The United States’ space strategy is increasingly shaped by commercial companies, notably SpaceX, which now controls a disproportionate share of launch capabilities and crewed missions. While this shift has driven down costs and restored domestic space access, it also creates structural vulnerabilities. The question isn’t whether the current model works now, but whether Washington has a viable Plan B if the interests of private power and national strategy diverge.
The Rise of Commercial Space: From Necessity to Dominance
After losing independent human spaceflight capabilities following the Space Shuttle’s retirement in 2011, the U.S. turned to commercial providers like SpaceX through programs designed to reduce costs and restore domestic launch capacity. This worked: SpaceX’s Falcon 9 rocket now dominates U.S. launches, and its Crew Dragon spacecraft carries most NASA astronauts to orbit. However, the high costs and capital intensity of space infrastructure mean few companies can compete, leading to consolidation and increasing leverage for SpaceX.

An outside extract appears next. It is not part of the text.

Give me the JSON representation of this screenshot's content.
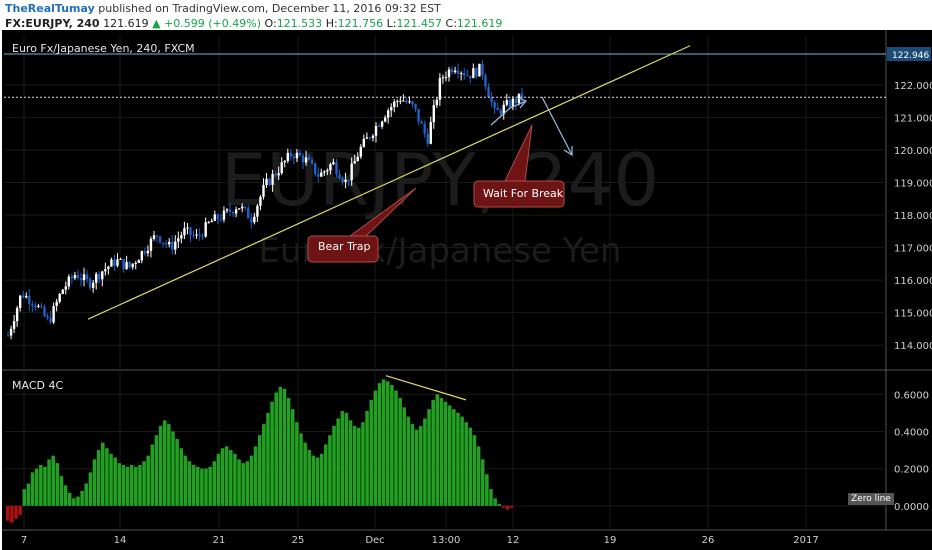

This isn’t necessarily malicious; it’s a natural outcome of market forces. But strategic infrastructure – military operations, communications, critical national systems – isn’t a typical consumer market. Dependence on a single company introduces risks from financial troubles, technical failures, or even leadership disputes.
The Elon Musk Incident: A Warning Sign
In 2025, Elon Musk briefly threatened to decommission the Dragon spacecraft during a public dispute with the government. While the threat was retracted, it exposed the fragility of U.S. access to space; at the time, Boeing’s Starliner capsule was still delayed, leaving no immediate alternative.
This highlighted a critical dependency: the U.S. now relies heavily on the stability of a single firm, and its unpredictable leadership.
Congressional Action: A Push for Diversification
Congress has responded by attempting to diversify providers, particularly for lunar landers, through legislation like the NASA Reauthorization Act of 2026. The intent is to build redundancy into the system, making it more resilient to disruptions. But maintaining parallel systems requires sustained funding and political commitment, which markets alone won’t guarantee.
The legislation signals awareness, but its implementation remains uncertain. For now, SpaceX remains central to U.S. access to space, especially for crewed missions.
Strategic Permanence: The Need for Options
As the U.S. expands into cislunar space and aims for a sustained lunar presence, reliance on commercial providers will only deepen. The current commercial model has revitalized American leadership, but also revealed critical weaknesses.
Durable systems don’t rely on a single point of failure. Just as James Madison argued for competing forces in governance, economic resilience in space requires balance, not concentration. The U.S. must prioritize multiple providers for critical services, overlapping capabilities, and alternatives robust enough to withstand shocks.
Commercial space can underpin American leadership, but only if access to orbit — and beyond — never rests solely on one indispensable company. The future of U.S. space strategy depends on building a resilient system that isn’t vulnerable to the whims of a single entity.